The end to this past week was the perfect setup for a seismic shift in the near future. Of course, just because the setup is there, doesn't mean that it has to play out. Patience is key, and it is exceptionally important to practice given the level of shift that can come and the frequency of false starts we have seen.
Where is the potential: recently the USDollar has advanced back into the top of its descending trend channel (from June 1) / 50-day MA while the S&P 500 has dropped back to its own channel floor and pivot support above 1425. Though they are threatening breaks in the opposite direction (notionally), such a move would speak volumes fundamentally. Such a move would be a big step towards risk aversion.
However, when we have sharp moves to heavy levels (and the future of risk trends is about as heavy as it gets) into the end of a week, an immediate break the following week is historically a low probability event.

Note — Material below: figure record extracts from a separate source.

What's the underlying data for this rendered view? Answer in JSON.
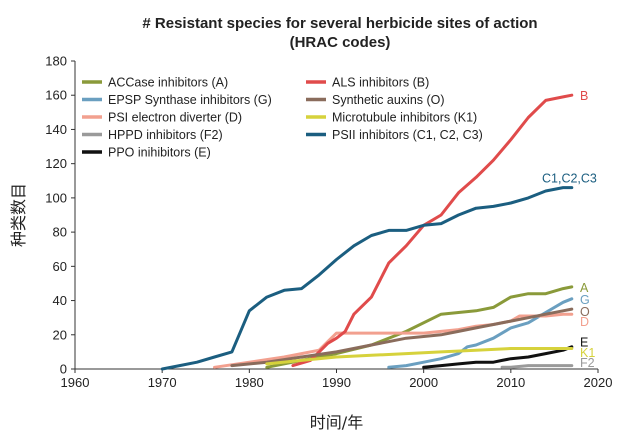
{
  "chart_data": {
    "type": "line",
    "title": "# Resistant species for several herbicide sites of action",
    "subtitle": "(HRAC codes)",
    "xlabel": "时间/年",
    "ylabel": "种类数目",
    "xlim": [
      1960,
      2020
    ],
    "ylim": [
      0,
      180
    ],
    "xticks": [
      "1960",
      "1970",
      "1980",
      "1990",
      "2000",
      "2010",
      "2020"
    ],
    "yticks": [
      "0",
      "20",
      "40",
      "60",
      "80",
      "100",
      "120",
      "140",
      "160",
      "180"
    ],
    "grid": false,
    "legend_position": "top-left",
    "series": [
      {
        "name": "ACCase inhibitors (A)",
        "end_label": "A",
        "color": "#8a9a3a",
        "x": [
          1982,
          1986,
          1990,
          1994,
          1998,
          2002,
          2004,
          2006,
          2008,
          2010,
          2012,
          2014,
          2016,
          2017
        ],
        "y": [
          1,
          5,
          9,
          14,
          22,
          32,
          33,
          34,
          36,
          42,
          44,
          44,
          47,
          48
        ]
      },
      {
        "name": "EPSP Synthase inhibitors (G)",
        "end_label": "G",
        "color": "#6a9fc0",
        "x": [
          1996,
          1998,
          2000,
          2002,
          2004,
          2005,
          2006,
          2008,
          2010,
          2012,
          2014,
          2016,
          2017
        ],
        "y": [
          1,
          2,
          4,
          6,
          9,
          13,
          14,
          18,
          24,
          27,
          33,
          39,
          41
        ]
      },
      {
        "name": "PSI electron diverter (D)",
        "end_label": "D",
        "color": "#f2a08f",
        "x": [
          1976,
          1980,
          1984,
          1986,
          1988,
          1989,
          1990,
          1992,
          1994,
          1996,
          1998,
          2000,
          2002,
          2004,
          2006,
          2008,
          2010,
          2011,
          2012,
          2014,
          2016,
          2017
        ],
        "y": [
          1,
          4,
          7,
          9,
          11,
          16,
          21,
          21,
          21,
          21,
          21,
          21,
          22,
          23,
          25,
          26,
          28,
          31,
          31,
          31,
          32,
          32
        ]
      },
      {
        "name": "HPPD inhibitors (F2)",
        "end_label": "F2",
        "color": "#9a9a9a",
        "x": [
          2009,
          2010,
          2012,
          2014,
          2016,
          2017
        ],
        "y": [
          1,
          1,
          2,
          2,
          2,
          2
        ]
      },
      {
        "name": "PPO inihibitors (E)",
        "end_label": "E",
        "color": "#111111",
        "x": [
          2000,
          2002,
          2004,
          2006,
          2008,
          2009,
          2010,
          2012,
          2014,
          2016,
          2017
        ],
        "y": [
          1,
          2,
          3,
          4,
          4,
          5,
          6,
          7,
          9,
          11,
          13
        ]
      },
      {
        "name": "ALS inhibitors (B)",
        "end_label": "B",
        "color": "#e04b4b",
        "x": [
          1985,
          1987,
          1988,
          1989,
          1990,
          1991,
          1992,
          1994,
          1996,
          1998,
          2000,
          2002,
          2004,
          2006,
          2008,
          2010,
          2012,
          2014,
          2016,
          2017
        ],
        "y": [
          2,
          5,
          10,
          15,
          18,
          22,
          32,
          42,
          62,
          72,
          84,
          90,
          103,
          112,
          122,
          134,
          147,
          157,
          159,
          160
        ]
      },
      {
        "name": "Synthetic auxins (O)",
        "end_label": "O",
        "color": "#8a6c5c",
        "x": [
          1978,
          1982,
          1986,
          1990,
          1994,
          1998,
          2002,
          2004,
          2006,
          2008,
          2010,
          2012,
          2014,
          2016,
          2017
        ],
        "y": [
          2,
          4,
          7,
          10,
          14,
          18,
          20,
          22,
          24,
          26,
          28,
          30,
          32,
          34,
          35
        ]
      },
      {
        "name": "Microtubule inhibitors (K1)",
        "end_label": "K1",
        "color": "#d6d23c",
        "x": [
          1982,
          1986,
          1990,
          1994,
          1998,
          2002,
          2006,
          2010,
          2014,
          2017
        ],
        "y": [
          3,
          5,
          7,
          8,
          9,
          10,
          11,
          12,
          12,
          12
        ]
      },
      {
        "name": "PSII inhibitors (C1, C2, C3)",
        "end_label": "C1,C2,C3",
        "color": "#1b5e80",
        "x": [
          1970,
          1972,
          1974,
          1976,
          1978,
          1980,
          1982,
          1984,
          1986,
          1988,
          1990,
          1992,
          1994,
          1996,
          1998,
          2000,
          2002,
          2004,
          2006,
          2008,
          2010,
          2012,
          2014,
          2016,
          2017
        ],
        "y": [
          0,
          2,
          4,
          7,
          10,
          34,
          42,
          46,
          47,
          55,
          64,
          72,
          78,
          81,
          81,
          84,
          85,
          90,
          94,
          95,
          97,
          100,
          104,
          106,
          106
        ]
      }
    ]
  }
}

I don't want to diminish the considerable potential in such a break but I'm a realist. I'll wait to see a clear break on both accounts before the full size and more aggressive targets are brought out.
For now, I am in smaller size and have far less risk exposure. My only direct exposure over the weekend is a EURUSD short from around 1.3100 (I took profit on the first half for 85 pips and trailed the stop on the second half to break even). This is a good pair to play on a serious break lower for risk. The next big level of support to clear that I see though is 1.2825. That may actually play in this pair's favor if risk trends are mute for the first 48 hours (EURUSD may continue drifting lower to set up good position for a break).
My other trades are further removed from risk. My USDJPY long from the channel break at 79.00 has a 100 pip stop and is expected to be a slow mover. A USDollar channel break would be very influential hear. My smaller size EURGBP long (from below 0.8000) is well in the money and the stop is trailed above breakeven. AUDNZD has less risk sensitive but the strong Aussie dollar has drug it into the read. Continuing above 1.27 would require an exit and reevaluation as to where it will turn.
As for trade potential next week, the opportunities seem endless. A sizable risk move has far-reaching implications. With a strong risk aversion drive, I like playing EURUSD separately on a break below 1.2800; NZDUSD with a break below 0.8100; a reversal (and range play) on AUDJPY below 81.65; AUDUSD below 1.0150; and there are others.
It's always good to have a plan for an alternative scenario. I think a strong risk rally is very unlikely, but in the event that it does occur I like GBPJPY above 128.50. The most likely path going forward: congestion. That will necessitate shorter-term trades within congestion patterns with smaller size. We'll take those as they come.